Jose Baena

lunes, 31 de diciembre de 2018

Finalista Cosecha Eñe 2018



No quiero terminar el año sin compartir aquí una de las mayores alegrías que me ha dado 2018. En octubre se falló la decimotercera edición del premio Cosecha Eñe, que convoca la revista del mismo nombre, y uno de mis relatos quedó finalista.

El texto, junto al de la ganadora Ana Santamaría Núñez, ha sido publicado en el número de otoño, que os recomiendo pues todos los relatos son una maravilla.

Aquí tenéis una muestra del mío:


Con la verdad por delante


Antes de nada aclarar que esto es por necesidad, no por gusto. Porque para ser totalmente  sincero... Bueno, para ser totalmente sincero hay que valer. Mira, a algunos les sale solo, se vanaglorian, van haciendo gala de su honestidad y con ella se frotan, y lo que es peor, la refriegan en tu cara. En cambio yo no les puedo llamar impertinentes. ¿Qué sacaría de eso? Yo les confirmo en su verdad, les digo lo que quieren oír. No, no, a ver, no soy un adulador barato, lo que me pasa es que soy alérgico. ¿Has visto alguna vez la verdad descender de los árboles al agitar del viento? Pues yo tampoco. Y aún así todos la invocan. Y la cosechan todos y te la sirven al plato recién cocinada y te la debes comer por cortesía. La única compensación que tiene es poder mentirles diciendo cómo me gusta Oh my god! qué delicia. También le digo a mi mamá que la quiero a pesar de que me trae de los nervios la muy zorra. ¿Pero qué beneficio hay en decírselo?
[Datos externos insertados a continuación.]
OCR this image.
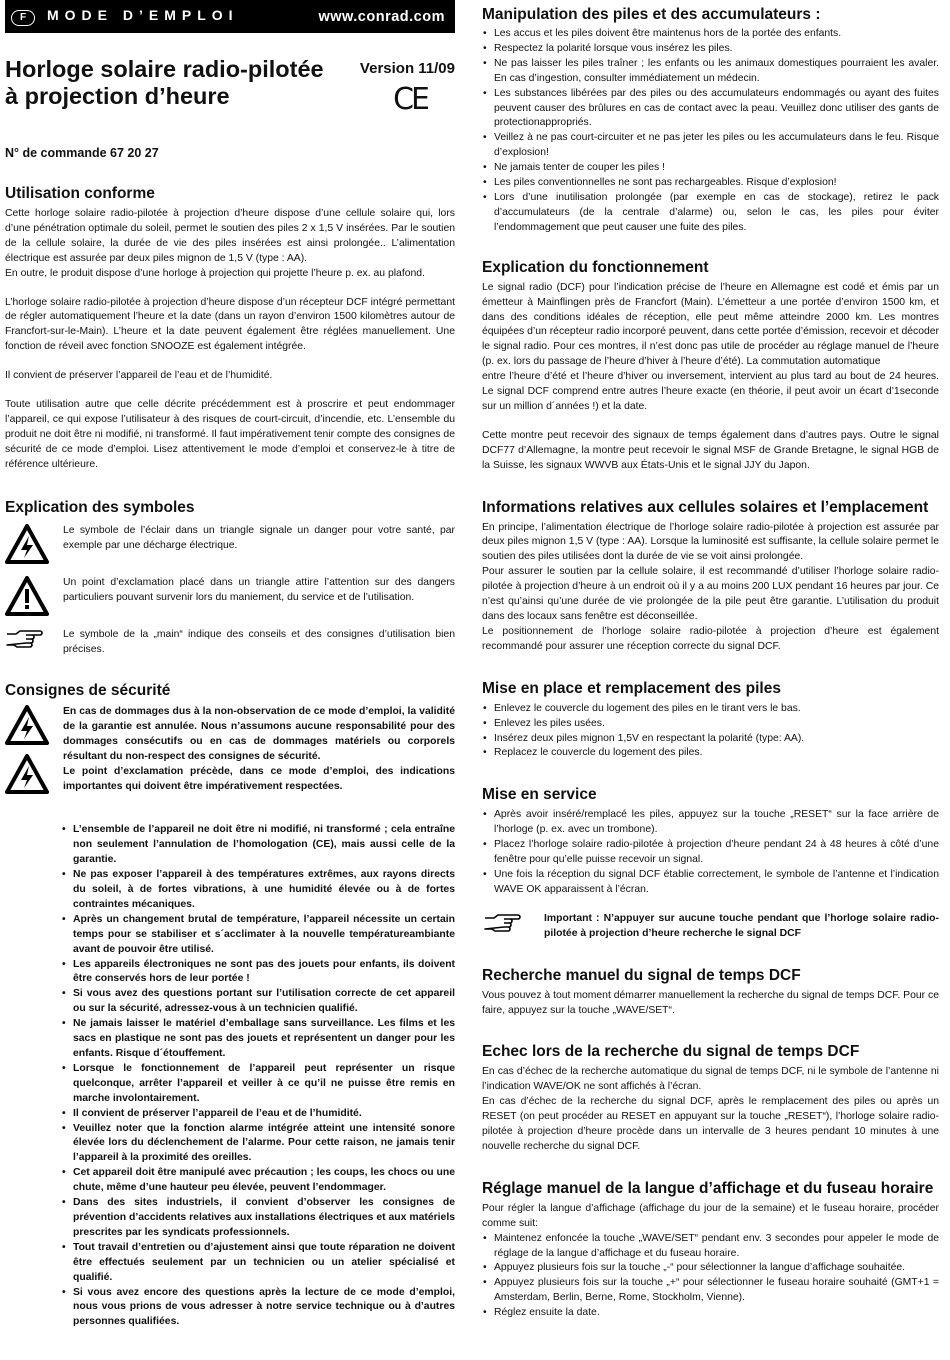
F MODE D’EMPLOI	www.conrad.com
Horloge solaire radio-pilotée
à projection d’heure
Version 11/09
CE
N° de commande 67 20 27
Utilisation conforme

Cette horloge solaire radio-pilotée à projection d’heure dispose d’une cellule solaire qui, lors d’une pénétration optimale du soleil, permet le soutien des piles 2 x 1,5 V insérées. Par le soutien de la cellule solaire, la durée de vie des piles insérées est ainsi prolongée.. L’alimentation électrique est assurée par deux piles mignon de 1,5 V (type : AA).

En outre, le produit dispose d’une horloge à projection qui projette l’heure p. ex. au plafond.

L’horloge solaire radio-pilotée à projection d’heure dispose d’un récepteur DCF intégré permettant de régler automatiquement l’heure et la date (dans un rayon d’environ 1500 kilomètres autour de Francfort-sur-le-Main). L’heure et la date peuvent également être réglées manuellement. Une fonction de réveil avec fonction SNOOZE est également intégrée.

Il convient de préserver l’appareil de l’eau et de l’humidité.

Toute utilisation autre que celle décrite précédemment est à proscrire et peut endommager l’appareil, ce qui expose l’utilisateur à des risques de court-circuit, d’incendie, etc. L’ensemble du produit ne doit être ni modifié, ni transformé. Il faut impérativement tenir compte des consignes de sécurité de ce mode d’emploi. Lisez attentivement le mode d’emploi et conservez-le à titre de référence ultérieure.

Explication des symboles

Le symbole de l’éclair dans un triangle signale un danger pour votre santé, par exemple par une décharge électrique.

Un point d’exclamation placé dans un triangle attire l’attention sur des dangers particuliers pouvant survenir lors du maniement, du service et de l’utilisation.

Le symbole de la „main“ indique des conseils et des consignes d’utilisation bien précises.

Consignes de sécurité

En cas de dommages dus à la non-observation de ce mode d’emploi, la validité de la garantie est annulée. Nous n’assumons aucune responsabilité pour des dommages consécutifs ou en cas de dommages matériels ou corporels résultant du non-respect des consignes de sécurité.

Le point d’exclamation précède, dans ce mode d’emploi, des indications importantes qui doivent être impérativement respectées.

• L’ensemble de l’appareil ne doit être ni modifié, ni transformé ; cela entraîne non seulement l’annulation de l’homologation (CE), mais aussi celle de la garantie.
• Ne pas exposer l’appareil à des températures extrêmes, aux rayons directs du soleil, à de fortes vibrations, à une humidité élevée ou à de fortes contraintes mécaniques.
• Après un changement brutal de température, l’appareil nécessite un certain temps pour se stabiliser et s´acclimater à la nouvelle températureambiante avant de pouvoir être utilisé.
• Les appareils électroniques ne sont pas des jouets pour enfants, ils doivent être conservés hors de leur portée !
• Si vous avez des questions portant sur l’utilisation correcte de cet appareil ou sur la sécurité, adressez-vous à un technicien qualifié.
• Ne jamais laisser le matériel d’emballage sans surveillance. Les films et les sacs en plastique ne sont pas des jouets et représentent un danger pour les enfants. Risque d´étouffement.
• Lorsque le fonctionnement de l’appareil peut représenter un risque quelconque, arrêter l’appareil et veiller à ce qu’il ne puisse être remis en marche involontairement.
• Il convient de préserver l’appareil de l’eau et de l’humidité.
• Veuillez noter que la fonction alarme intégrée atteint une intensité sonore élevée lors du déclenchement de l’alarme. Pour cette raison, ne jamais tenir l’appareil à la proximité des oreilles.
• Cet appareil doit être manipulé avec précaution ; les coups, les chocs ou une chute, même d’une hauteur peu élevée, peuvent l’endommager.
• Dans des sites industriels, il convient d’observer les consignes de prévention d’accidents relatives aux installations électriques et aux matériels prescrites par les syndicats professionnels.
• Tout travail d’entretien ou d’ajustement ainsi que toute réparation ne doivent être effectués seulement par un technicien ou un atelier spécialisé et qualifié.
• Si vous avez encore des questions après la lecture de ce mode d’emploi, nous vous prions de vous adresser à notre service technique ou à d’autres personnes qualifiées.
Manipulation des piles et des accumulateurs :
• Les accus et les piles doivent être maintenus hors de la portée des enfants.
• Respectez la polarité lorsque vous insérez les piles.
• Ne pas laisser les piles traîner ; les enfants ou les animaux domestiques pourraient les avaler. En cas d’ingestion, consulter immédiatement un médecin.
• Les substances libérées par des piles ou des accumulateurs endommagés ou ayant des fuites peuvent causer des brûlures en cas de contact avec la peau. Veuillez donc utiliser des gants de protectionappropriés.
• Veillez à ne pas court-circuiter et ne pas jeter les piles ou les accumulateurs dans le feu. Risque d’explosion!
• Ne jamais tenter de couper les piles !
• Les piles conventionnelles ne sont pas rechargeables. Risque d’explosion!
• Lors d’une inutilisation prolongée (par exemple en cas de stockage), retirez le pack d’accumulateurs (de la centrale d’alarme) ou, selon le cas, les piles pour éviter l’endommagement que peut causer une fuite des piles.
Explication du fonctionnement

Le signal radio (DCF) pour l’indication précise de l’heure en Allemagne est codé et émis par un émetteur à Mainflingen près de Francfort (Main). L’émetteur a une portée d’environ 1500 km, et dans des conditions idéales de réception, elle peut même atteindre 2000 km. Les montres équipées d’un récepteur radio incorporé peuvent, dans cette portée d’émission, recevoir et décoder le signal radio. Pour ces montres, il n’est donc pas utile de procéder au réglage manuel de l’heure (p. ex. lors du passage de l’heure d’hiver à l’heure d’été). La commutation automatique

entre l’heure d’été et l’heure d’hiver ou inversement, intervient au plus tard au bout de 24 heures. Le signal DCF comprend entre autres l’heure exacte (en théorie, il peut avoir un écart d’1seconde sur un million d´années !) et la date.

Cette montre peut recevoir des signaux de temps également dans d’autres pays. Outre le signal DCF77 d’Allemagne, la montre peut recevoir le signal MSF de Grande Bretagne, le signal HGB de la Suisse, les signaux WWVB aux États-Unis et le signal JJY du Japon.

Informations relatives aux cellules solaires et l’emplacement

En principe, l’alimentation électrique de l’horloge solaire radio-pilotée à projection est assurée par deux piles mignon 1,5 V (type : AA). Lorsque la luminosité est suffisante, la cellule solaire permet le soutien des piles utilisées dont la durée de vie se voit ainsi prolongée.

Pour assurer le soutien par la cellule solaire, il est recommandé d’utiliser l’horloge solaire radio-pilotée à projection d’heure à un endroit où il y a au moins 200 LUX pendant 16 heures par jour. Ce n’est qu’ainsi qu’une durée de vie prolongée de la pile peut être garantie. L’utilisation du produit dans des locaux sans fenêtre est déconseillée.

Le positionnement de l’horloge solaire radio-pilotée à projection d’heure est également recommandé pour assurer une réception correcte du signal DCF.

Mise en place et remplacement des piles
• Enlevez le couvercle du logement des piles en le tirant vers le bas.
• Enlevez les piles usées.
• Insérez deux piles mignon 1,5V en respectant la polarité (type: AA).
• Replacez le couvercle du logement des piles.
Mise en service
• Après avoir inséré/remplacé les piles, appuyez sur la touche „RESET“ sur la face arrière de l’horloge (p. ex. avec un trombone).
• Placez l’horloge solaire radio-pilotée à projection d’heure pendant 24 à 48 heures à côté d’une fenêtre pour qu’elle puisse recevoir un signal.
• Une fois la réception du signal DCF établie correctement, le symbole de l’antenne et l’indication WAVE OK apparaissent à l’écran.

Important : N’appuyer sur aucune touche pendant que l’horloge solaire radio-pilotée à projection d’heure recherche le signal DCF

Recherche manuel du signal de temps DCF

Vous pouvez à tout moment démarrer manuellement la recherche du signal de temps DCF. Pour ce faire, appuyez sur la touche „WAVE/SET“.

Echec lors de la recherche du signal de temps DCF

En cas d’échec de la recherche automatique du signal de temps DCF, ni le symbole de l’antenne ni l’indication WAVE/OK ne sont affichés à l’écran.

En cas d’échec de la recherche du signal DCF, après le remplacement des piles ou après un RESET (on peut procéder au RESET en appuyant sur la touche „RESET“), l’horloge solaire radio-pilotée à projection d’heure procède dans un intervalle de 3 heures pendant 10 minutes à une nouvelle recherche du signal DCF.

Réglage manuel de la langue d’affichage et du fuseau horaire

Pour régler la langue d’affichage (affichage du jour de la semaine) et le fuseau horaire, procéder comme suit:

• Maintenez enfoncée la touche „WAVE/SET“ pendant env. 3 secondes pour appeler le mode de réglage de la langue d’affichage et du fuseau horaire.
• Appuyez plusieurs fois sur la touche „-“ pour sélectionner la langue d’affichage souhaitée.
• Appuyez plusieurs fois sur la touche „+“ pour sélectionner le fuseau horaire souhaité (GMT+1 = Amsterdam, Berlin, Berne, Rome, Stockholm, Vienne).
• Réglez ensuite la date.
Lo aprendí bien pronto. No es culpa suya en realidad, el cabrón de mi padre la tenía bien molida con el cinto y la palma, el puño cerrado cuando su equipo perdía, patadas al hígado si el tiempo cambiaba; después de cada tunda, a veces durante, él repetía sin asomo de duda que la quería más que a nada. Los tres sabíamos que esa clase de afecto mi padre se lo tenía reservado a la botella, pero aún así mi madre lo creía. Incluso ahora que ya hace tiempo que puse a criar gusanos al muhijoputa, ella venera su recuerdo y actúa neurótica si el novio de turno se niega a darle un bofetón de vez en cuando. Me pide a mí que la golpee, joder, y eso es enfermizo. ¿Y qué voy a hacer yo? ¿Ser un egoísta de mierda y decirle que la odio y que no quiero hacerle daño y todo eso? ¿Qué ganaría ella? Desolación y rabia, no más. La puta verdad solo trae penalidades.